Verizon to Share Tax Savings With Staff -- WSJ

Windfall of as much as $4 billion also to go toward paying down carrier's hefty debt

This article is being republished as part of our daily reproduction of WSJ.com articles that also appeared in the U.S. print edition of The Wall Street Journal (January 24, 2018).

The new tax law will put as much as $4 billion extra cash in Verizon Communications Inc.'s pocket this year.

The telecommunications giant said it would use the funds to pay down some of its $117 billion debt, donate $200 million to $300 million to its charity, and give almost all of its 155,000 employees 50 shares of Verizon stock. The shares, which currently trade around $53, will be priced Feb. 1 and vest over two years. Verizon said the employee stock award is worth about $380 million.

The windfall comes as Verizon's business is humming. On Tuesday, the carrier said it had turned around two years of declining revenue in its wireless unit, increasing revenue by 1.7% from a year earlier to $23.8 billion. Verizon also added 1.2 million postpaid connections, 431,000 of which were phones.

Verizon said the tax law wouldn't result in increased network spending because the company has always been disciplined about its deployment strategy.

"It's very inconsistent that just because tax reform comes through, we are all of a sudden going to draw the line at a different place or lose that discipline," Verizon Chief Executive Lowell McAdam said on a call with analysts. "What tax reform does do is gives us great flexibility that once we prove to ourselves that we can get a reasonable return on invested capital, we can accelerate very rapidly."

One thing Mr. McAdam said Verizon won't spend money on now: A major acquisition of a media company. "I can say unequivocally, there is nothing going on right now with us considering a large media play."

Instead, Verizon wants to remain neutral amid all the disruption in the media space, which will allow it to strike distribution deals with many content companies, rather than being tied to a single producer.

"It's great to be in the content business if you're making good content, " Verizon's finance chief, Matt Ellis, said in an interview. But "just because you're making good content today, there's no guarantee next year will be good. If you're in the distribution space, you're not dependent on the creative success from any one studio."

That thinking contrasts with its counterpart AT&T Inc., which agreed to spend $85 billion on Time Warner Inc., which owns HBO, CNN and the Warner Bros. film studio, in 2016. The Justice Department is suing to block that deal.

Verizon ended the year with 116.3 million total wireless connections, up from 114.2 million in the same quarter the previous year and 115.3 million in the third quarter.

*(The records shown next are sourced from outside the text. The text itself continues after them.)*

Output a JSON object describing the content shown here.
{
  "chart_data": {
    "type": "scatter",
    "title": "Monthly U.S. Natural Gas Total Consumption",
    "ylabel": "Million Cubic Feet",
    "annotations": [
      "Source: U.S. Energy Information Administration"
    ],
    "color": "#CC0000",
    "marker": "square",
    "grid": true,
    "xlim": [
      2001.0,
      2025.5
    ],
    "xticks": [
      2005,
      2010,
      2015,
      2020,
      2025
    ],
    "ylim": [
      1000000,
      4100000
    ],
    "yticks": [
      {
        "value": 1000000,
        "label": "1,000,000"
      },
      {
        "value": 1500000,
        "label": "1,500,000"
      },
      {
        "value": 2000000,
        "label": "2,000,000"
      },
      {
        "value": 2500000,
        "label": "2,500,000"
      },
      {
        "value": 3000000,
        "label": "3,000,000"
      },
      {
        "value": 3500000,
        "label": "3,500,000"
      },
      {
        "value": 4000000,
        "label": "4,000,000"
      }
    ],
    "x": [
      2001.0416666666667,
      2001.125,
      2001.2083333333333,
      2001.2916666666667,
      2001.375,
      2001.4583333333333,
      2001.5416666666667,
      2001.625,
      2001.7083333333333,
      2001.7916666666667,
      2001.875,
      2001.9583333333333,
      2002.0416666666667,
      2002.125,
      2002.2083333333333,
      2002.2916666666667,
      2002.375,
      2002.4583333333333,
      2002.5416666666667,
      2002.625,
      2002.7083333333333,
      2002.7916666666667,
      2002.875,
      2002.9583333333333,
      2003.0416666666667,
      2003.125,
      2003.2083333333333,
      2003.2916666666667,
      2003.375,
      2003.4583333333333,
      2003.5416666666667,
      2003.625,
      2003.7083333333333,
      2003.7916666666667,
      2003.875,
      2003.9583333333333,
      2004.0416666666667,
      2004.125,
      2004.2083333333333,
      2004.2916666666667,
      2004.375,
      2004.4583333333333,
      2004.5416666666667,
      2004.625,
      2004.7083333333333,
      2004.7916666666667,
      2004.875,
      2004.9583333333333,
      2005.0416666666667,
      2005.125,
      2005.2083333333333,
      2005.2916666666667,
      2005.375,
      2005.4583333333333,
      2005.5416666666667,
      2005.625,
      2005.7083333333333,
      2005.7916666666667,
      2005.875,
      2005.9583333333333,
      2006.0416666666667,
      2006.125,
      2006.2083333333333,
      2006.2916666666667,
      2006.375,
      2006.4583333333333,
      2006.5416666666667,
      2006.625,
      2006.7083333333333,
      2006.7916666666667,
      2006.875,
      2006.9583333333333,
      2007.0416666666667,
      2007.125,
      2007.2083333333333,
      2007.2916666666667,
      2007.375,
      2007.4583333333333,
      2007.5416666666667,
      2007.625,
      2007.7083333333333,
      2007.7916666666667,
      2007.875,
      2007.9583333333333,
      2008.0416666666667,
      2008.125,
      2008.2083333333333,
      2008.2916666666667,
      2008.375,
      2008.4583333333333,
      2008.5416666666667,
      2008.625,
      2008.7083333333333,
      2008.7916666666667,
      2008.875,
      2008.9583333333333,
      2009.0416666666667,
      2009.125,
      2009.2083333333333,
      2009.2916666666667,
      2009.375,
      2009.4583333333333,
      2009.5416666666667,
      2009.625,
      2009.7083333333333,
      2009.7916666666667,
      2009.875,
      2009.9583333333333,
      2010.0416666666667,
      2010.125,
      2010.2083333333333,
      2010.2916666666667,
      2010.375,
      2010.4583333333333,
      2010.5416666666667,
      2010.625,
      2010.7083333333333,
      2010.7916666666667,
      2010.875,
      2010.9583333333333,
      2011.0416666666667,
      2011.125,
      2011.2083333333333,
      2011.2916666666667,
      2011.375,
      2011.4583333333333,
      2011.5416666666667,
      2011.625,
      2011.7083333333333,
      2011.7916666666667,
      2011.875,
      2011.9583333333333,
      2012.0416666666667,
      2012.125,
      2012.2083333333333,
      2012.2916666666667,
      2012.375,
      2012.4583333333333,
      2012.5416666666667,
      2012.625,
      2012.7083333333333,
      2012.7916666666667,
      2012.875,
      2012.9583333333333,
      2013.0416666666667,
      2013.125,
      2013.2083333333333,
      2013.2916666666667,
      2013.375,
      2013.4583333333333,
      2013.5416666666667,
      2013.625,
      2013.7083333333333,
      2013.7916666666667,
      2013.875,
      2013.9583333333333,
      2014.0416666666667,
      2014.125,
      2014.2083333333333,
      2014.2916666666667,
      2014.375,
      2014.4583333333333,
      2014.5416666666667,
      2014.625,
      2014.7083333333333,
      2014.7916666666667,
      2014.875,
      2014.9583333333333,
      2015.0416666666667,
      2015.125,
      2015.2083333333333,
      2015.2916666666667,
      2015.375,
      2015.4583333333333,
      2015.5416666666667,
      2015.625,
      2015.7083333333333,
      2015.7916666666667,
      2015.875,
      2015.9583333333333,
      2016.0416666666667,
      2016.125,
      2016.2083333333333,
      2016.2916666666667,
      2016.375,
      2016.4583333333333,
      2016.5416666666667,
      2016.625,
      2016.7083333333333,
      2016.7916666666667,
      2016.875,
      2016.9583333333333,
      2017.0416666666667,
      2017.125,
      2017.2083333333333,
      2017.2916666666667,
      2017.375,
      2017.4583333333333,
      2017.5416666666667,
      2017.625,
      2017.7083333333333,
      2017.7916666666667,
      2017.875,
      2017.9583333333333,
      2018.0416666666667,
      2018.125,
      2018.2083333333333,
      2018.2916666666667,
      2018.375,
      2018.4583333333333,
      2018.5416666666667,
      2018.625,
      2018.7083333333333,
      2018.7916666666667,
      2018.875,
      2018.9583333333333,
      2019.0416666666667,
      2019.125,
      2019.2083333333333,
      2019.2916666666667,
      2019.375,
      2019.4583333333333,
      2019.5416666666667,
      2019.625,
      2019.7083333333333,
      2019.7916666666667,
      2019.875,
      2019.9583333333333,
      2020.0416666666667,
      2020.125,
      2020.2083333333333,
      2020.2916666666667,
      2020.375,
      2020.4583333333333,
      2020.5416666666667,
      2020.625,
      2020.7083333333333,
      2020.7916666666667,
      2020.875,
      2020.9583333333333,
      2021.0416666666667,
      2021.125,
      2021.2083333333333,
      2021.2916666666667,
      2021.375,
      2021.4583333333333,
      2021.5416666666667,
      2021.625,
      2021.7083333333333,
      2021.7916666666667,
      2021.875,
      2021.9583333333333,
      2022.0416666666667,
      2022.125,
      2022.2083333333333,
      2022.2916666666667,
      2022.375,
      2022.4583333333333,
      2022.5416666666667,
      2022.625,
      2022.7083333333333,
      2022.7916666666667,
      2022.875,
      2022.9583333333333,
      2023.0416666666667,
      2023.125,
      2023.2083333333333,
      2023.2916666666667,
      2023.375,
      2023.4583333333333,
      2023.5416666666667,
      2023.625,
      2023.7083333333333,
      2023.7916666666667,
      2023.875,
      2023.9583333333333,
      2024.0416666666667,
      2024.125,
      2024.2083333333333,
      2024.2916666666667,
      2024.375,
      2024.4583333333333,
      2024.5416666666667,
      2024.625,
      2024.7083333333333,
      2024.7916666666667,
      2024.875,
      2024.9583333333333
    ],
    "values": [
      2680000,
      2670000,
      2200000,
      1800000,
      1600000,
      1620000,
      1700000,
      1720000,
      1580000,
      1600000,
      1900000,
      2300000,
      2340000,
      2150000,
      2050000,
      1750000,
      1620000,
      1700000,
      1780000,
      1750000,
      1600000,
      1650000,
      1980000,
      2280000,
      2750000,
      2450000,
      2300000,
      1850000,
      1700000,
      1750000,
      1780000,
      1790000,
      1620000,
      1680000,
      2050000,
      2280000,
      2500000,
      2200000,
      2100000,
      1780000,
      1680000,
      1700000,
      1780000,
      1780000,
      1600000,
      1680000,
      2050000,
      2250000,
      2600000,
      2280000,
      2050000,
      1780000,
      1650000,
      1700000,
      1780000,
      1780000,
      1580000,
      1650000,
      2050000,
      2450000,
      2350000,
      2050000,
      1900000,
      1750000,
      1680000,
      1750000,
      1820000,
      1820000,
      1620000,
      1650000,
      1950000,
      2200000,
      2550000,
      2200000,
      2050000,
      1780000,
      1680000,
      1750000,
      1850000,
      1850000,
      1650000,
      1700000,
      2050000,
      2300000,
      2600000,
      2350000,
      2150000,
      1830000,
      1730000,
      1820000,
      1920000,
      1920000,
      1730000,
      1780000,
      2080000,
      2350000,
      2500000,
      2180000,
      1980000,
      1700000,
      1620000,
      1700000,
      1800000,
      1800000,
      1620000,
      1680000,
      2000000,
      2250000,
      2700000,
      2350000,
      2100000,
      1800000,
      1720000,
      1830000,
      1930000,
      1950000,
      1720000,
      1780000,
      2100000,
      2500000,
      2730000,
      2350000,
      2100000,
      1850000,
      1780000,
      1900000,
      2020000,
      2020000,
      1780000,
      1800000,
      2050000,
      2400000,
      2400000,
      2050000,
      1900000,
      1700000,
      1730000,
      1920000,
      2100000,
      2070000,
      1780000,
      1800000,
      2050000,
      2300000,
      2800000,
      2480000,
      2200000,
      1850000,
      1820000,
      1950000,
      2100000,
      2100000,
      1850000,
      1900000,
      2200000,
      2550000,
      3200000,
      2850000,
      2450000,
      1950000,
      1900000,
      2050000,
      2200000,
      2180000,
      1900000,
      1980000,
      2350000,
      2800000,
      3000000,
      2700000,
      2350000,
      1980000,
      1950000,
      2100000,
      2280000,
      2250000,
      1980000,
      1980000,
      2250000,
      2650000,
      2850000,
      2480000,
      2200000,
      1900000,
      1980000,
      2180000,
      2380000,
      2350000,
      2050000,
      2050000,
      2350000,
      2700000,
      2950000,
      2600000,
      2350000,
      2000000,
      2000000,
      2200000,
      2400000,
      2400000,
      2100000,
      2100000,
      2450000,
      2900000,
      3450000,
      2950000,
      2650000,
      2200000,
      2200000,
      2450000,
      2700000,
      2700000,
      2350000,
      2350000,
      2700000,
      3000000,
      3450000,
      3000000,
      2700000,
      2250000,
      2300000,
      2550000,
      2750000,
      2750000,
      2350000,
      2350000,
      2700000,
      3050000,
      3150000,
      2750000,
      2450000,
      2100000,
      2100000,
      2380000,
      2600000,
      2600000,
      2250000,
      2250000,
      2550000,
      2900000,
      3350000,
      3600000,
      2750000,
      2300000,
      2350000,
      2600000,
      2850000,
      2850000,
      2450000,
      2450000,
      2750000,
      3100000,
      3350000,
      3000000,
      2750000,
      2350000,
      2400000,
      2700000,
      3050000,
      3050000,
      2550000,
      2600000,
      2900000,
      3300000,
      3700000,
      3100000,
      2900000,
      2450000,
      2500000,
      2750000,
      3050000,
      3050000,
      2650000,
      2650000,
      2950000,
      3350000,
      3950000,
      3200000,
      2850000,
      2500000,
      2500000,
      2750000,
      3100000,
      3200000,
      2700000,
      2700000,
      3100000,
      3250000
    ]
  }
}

In addition to the $3.5 billion to $4 billion in 2018 cash savings from the tax law, Verizon also reduced its deferred tax liabilities by $16.8 billion.

While Verizon's home TV business struggles -- it lost 29,000 Fios video customers in the quarter, down from 21,000 additions in the year-ago period -- its nascent digital media business is showing signs of life. Oath, a unit composed of Yahoo and AOL properties, had $2.2 billion in revenue in the quarter, up 10% from the previous quarter, driven by holiday advertising spending.

Fewer people upgraded to new smartphones in the quarter, a sign that people are hanging onto smartphones longer and possibly a bad sign for Apple Inc.'s iPhone X. Verizon's phone upgrade rate was 7.2%, down from 8.3% the previous year.

In all, Verizon posted a profit of $18.67 billion, or $4.56 a share, compared with a profit of $4.5 billion, or $1.10 a share, a year ago. The boost was a result of the one-time $16.8 billion reduction of its deferred tax liabilities. Excluding the tax law related gain and other items, the company posted adjusted earnings per share of 86 cents, the same as the fourth quarter of 2016, slightly below analyst expectations of 88 cents.